The challenge, he adds, is defining the line between authentic images and AI-generated ones. “Every digital image undergoes some form of processing. The boundaries are still evolving, because you don’t want to flag every minor enhancement. We’re working on the technical side, but there are also legal and policy questions. Part of the reason I came to Israel was to meet with people from different sectors, including Ben-Gurion University, on projects that combine technology, law, and public policy.”
What do policymakers still misunderstand about AI?
“Many people simply don’t use it enough to have a meaningful discussion. I tell my team: be curious, use it. It’s a very democratic technology. You’ll learn it with your kids, at work. The more people use it, the better the policy conversations become.
“A discussion about AI in healthcare is completely different from one about AI in energy. I need doctors to use it so we can talk seriously about AI in medicine. I’m not a doctor.”
But isn’t medicine too sensitive an area?
“On the contrary, it’s a perfect example. I want doctors to experiment with it in their personal lives so they understand its capabilities and limitations. The same goes for materials scientists or engineers. AI is a tool everyone will eventually learn to use in their own way.”
What do you expect to see in AI over the coming year?
“I expect increased use of AI to find security vulnerabilities, by both defenders and attackers.
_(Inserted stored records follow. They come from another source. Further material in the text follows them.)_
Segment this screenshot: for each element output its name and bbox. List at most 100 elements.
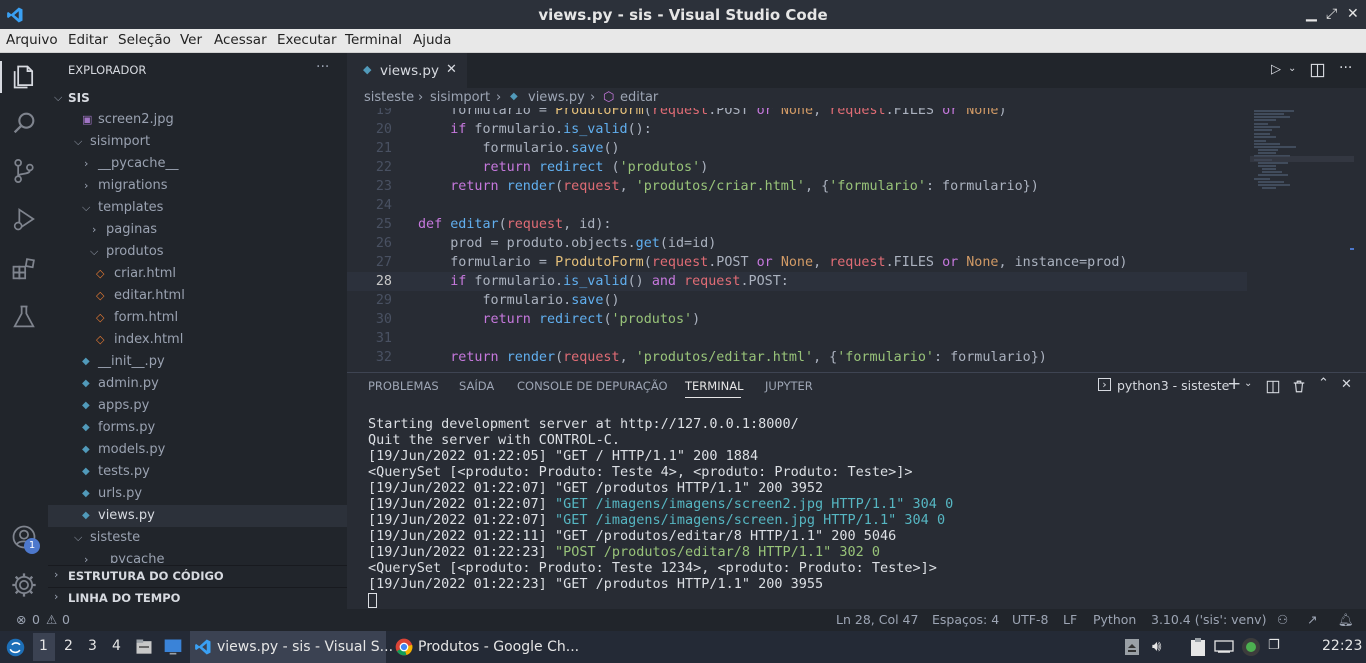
tree-item[interactable]: ◆ admin.py <box>48 373 347 395</box>
manage-gear-icon[interactable] <box>10 571 38 599</box>
error-icon[interactable]: ⊗ <box>16 612 26 627</box>
code-line[interactable]: if formulario.is_valid(): <box>418 120 652 139</box>
tree-item[interactable]: › __pycache__ <box>48 153 347 175</box>
extensions-icon[interactable] <box>10 255 38 283</box>
clock[interactable]: 22:23 <box>1322 638 1362 654</box>
run-file-icon[interactable]: ▷ <box>1271 62 1281 77</box>
close-tab-icon[interactable]: ✕ <box>446 62 457 77</box>
notification-tray-icon[interactable]: ❐ <box>1268 638 1280 653</box>
workspace-3[interactable]: 3 <box>88 638 97 654</box>
breadcrumb-item[interactable]: sisteste <box>364 90 414 105</box>
menu-acessar[interactable]: Acessar <box>214 32 267 48</box>
tree-item[interactable]: ◆ forms.py <box>48 417 347 439</box>
tab-console-depuracao[interactable]: CONSOLE DE DEPURAÇÃO <box>517 379 668 393</box>
code-line[interactable]: return redirect('produtos') <box>418 310 701 329</box>
menu-selecao[interactable]: Seleção <box>118 32 171 48</box>
workspace-1[interactable]: 1 <box>39 638 48 654</box>
workspace-4[interactable]: 4 <box>112 638 121 654</box>
python-interpreter[interactable]: 3.10.4 ('sis': venv) <box>1151 612 1266 627</box>
tab-views-py[interactable]: ◆ views.py ✕ <box>347 53 467 88</box>
terminal-name[interactable]: python3 - sisteste <box>1117 378 1229 393</box>
source-control-icon[interactable] <box>10 157 38 185</box>
tree-item[interactable]: › pycache <box>48 549 347 563</box>
tree-item[interactable]: ◇ editar.html <box>48 285 347 307</box>
tree-item[interactable]: ◆ urls.py <box>48 483 347 505</box>
start-menu-icon[interactable] <box>5 637 26 658</box>
warning-count[interactable]: 0 <box>62 612 70 627</box>
tab-problemas[interactable]: PROBLEMAS <box>368 379 439 393</box>
feedback-icon[interactable]: ↗ <box>1307 612 1317 627</box>
tree-item[interactable]: ⌵ sisteste <box>48 527 347 549</box>
trash-icon[interactable] <box>1292 379 1306 394</box>
tab-jupyter[interactable]: JUPYTER <box>765 379 813 393</box>
clipboard-icon[interactable] <box>1188 637 1208 657</box>
tree-item[interactable]: ◇ index.html <box>48 329 347 351</box>
maximize-panel-icon[interactable]: ⌃ <box>1318 376 1329 391</box>
menu-editar[interactable]: Editar <box>68 32 108 48</box>
outline-section[interactable]: › ESTRUTURA DO CÓDIGO <box>48 565 347 587</box>
desktop-icon[interactable] <box>162 637 184 657</box>
breadcrumb-item[interactable]: sisimport <box>430 90 490 105</box>
tree-item[interactable]: ◆ __init__.py <box>48 351 347 373</box>
code-line-current[interactable]: if formulario.is_valid() and request.POS… <box>418 272 789 291</box>
close-icon[interactable]: ✕ <box>1347 6 1359 22</box>
new-terminal-icon[interactable]: + <box>1227 374 1241 394</box>
code-line[interactable]: formulario.save() <box>418 291 619 310</box>
encoding[interactable]: UTF-8 <box>1012 612 1048 627</box>
volume-icon[interactable]: 🔊︎ <box>1152 637 1161 655</box>
terminal-output[interactable]: Starting development server at http://12… <box>368 416 1358 608</box>
chevron-down-icon[interactable]: ⌄ <box>1244 378 1252 389</box>
warning-icon[interactable]: ⚠ <box>46 612 57 627</box>
code-line[interactable]: return redirect ('produtos') <box>418 158 709 177</box>
menu-arquivo[interactable]: Arquivo <box>6 32 58 48</box>
eject-icon[interactable] <box>1124 638 1140 656</box>
explorer-icon[interactable] <box>10 63 38 91</box>
close-panel-icon[interactable]: ✕ <box>1341 377 1352 392</box>
tree-item[interactable]: ⌵ sisimport <box>48 131 347 153</box>
timeline-section[interactable]: › LINHA DO TEMPO <box>48 587 347 609</box>
breadcrumb-item[interactable]: views.py <box>528 90 585 105</box>
menu-ajuda[interactable]: Ajuda <box>413 32 451 48</box>
run-debug-icon[interactable] <box>10 205 38 233</box>
code-line[interactable]: prod = produto.objects.get(id=id) <box>418 234 716 253</box>
menu-ver[interactable]: Ver <box>180 32 202 48</box>
tree-item[interactable]: ◇ form.html <box>48 307 347 329</box>
code-editor[interactable]: 19 formulario = ProdutoForm(request.POST… <box>347 108 1247 372</box>
code-line[interactable]: formulario.save() <box>418 139 619 158</box>
tree-item[interactable]: ▣ screen2.jpg <box>48 109 347 131</box>
search-icon[interactable] <box>10 109 38 137</box>
tree-item[interactable]: › migrations <box>48 175 347 197</box>
tree-item[interactable]: ◆ tests.py <box>48 461 347 483</box>
tree-root-sis[interactable]: ⌵ SIS <box>48 87 347 109</box>
tree-item[interactable]: ◇ criar.html <box>48 263 347 285</box>
code-line[interactable]: return render(request, 'produtos/criar.h… <box>418 177 1039 196</box>
minimize-icon[interactable]: ▁ <box>1306 6 1317 22</box>
chevron-down-icon[interactable]: ⌄ <box>1288 63 1296 74</box>
more-actions-icon[interactable]: ··· <box>1339 60 1352 76</box>
tab-terminal[interactable]: TERMINAL <box>685 379 743 393</box>
maximize-icon[interactable]: ⤢ <box>1326 6 1337 22</box>
code-line[interactable]: formulario = ProdutoForm(request.POST or… <box>418 108 1006 120</box>
language-mode[interactable]: Python <box>1093 612 1136 627</box>
tree-item-selected[interactable]: ◆ views.py <box>48 505 347 527</box>
testing-icon[interactable] <box>10 303 38 331</box>
tree-item[interactable]: ◆ apps.py <box>48 395 347 417</box>
menu-executar[interactable]: Executar <box>277 32 337 48</box>
live-share-icon[interactable]: ⚇ <box>1277 612 1288 627</box>
cursor-position[interactable]: Ln 28, Col 47 <box>836 612 918 627</box>
split-terminal-icon[interactable] <box>1266 380 1280 394</box>
task-chrome[interactable]: Produtos - Google Ch... <box>390 631 590 663</box>
indentation[interactable]: Espaços: 4 <box>932 612 999 627</box>
line-ending[interactable]: LF <box>1063 612 1077 627</box>
tab-saida[interactable]: SAÍDA <box>459 379 494 393</box>
tree-item[interactable]: ⌵ templates <box>48 197 347 219</box>
error-count[interactable]: 0 <box>32 612 40 627</box>
workspace-2[interactable]: 2 <box>64 638 73 654</box>
code-line[interactable]: return render(request, 'produtos/editar.… <box>418 348 1047 367</box>
more-actions-icon[interactable]: ··· <box>316 59 329 75</box>
network-icon[interactable] <box>1214 639 1234 655</box>
breadcrumb-item[interactable]: editar <box>620 90 658 105</box>
code-line[interactable]: def editar(request, id): <box>418 215 612 234</box>
tree-item[interactable]: ◆ models.py <box>48 439 347 461</box>
file-manager-icon[interactable] <box>134 637 154 657</box>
I also expect the early emergence of self-protecting applications: systems that identify and fix their own problems. These will shape the cybersecurity conversation. Organizations running legacy software will be more exposed, because their options are limited. The gap will widen between those investing in modern defenses and those trying to protect outdated systems.”
Do your meetings in Israel offer any unique insights?
“I met here with the Wiz team and many others. I like coming to Israel because people immediately grasp the importance of the issue. You don’t have to explain why cybersecurity matters. There’s an understanding that cyber isn’t an end in itself, it enables medicine, water, and energy systems to function efficiently. That baseline awareness isn’t always present elsewhere.”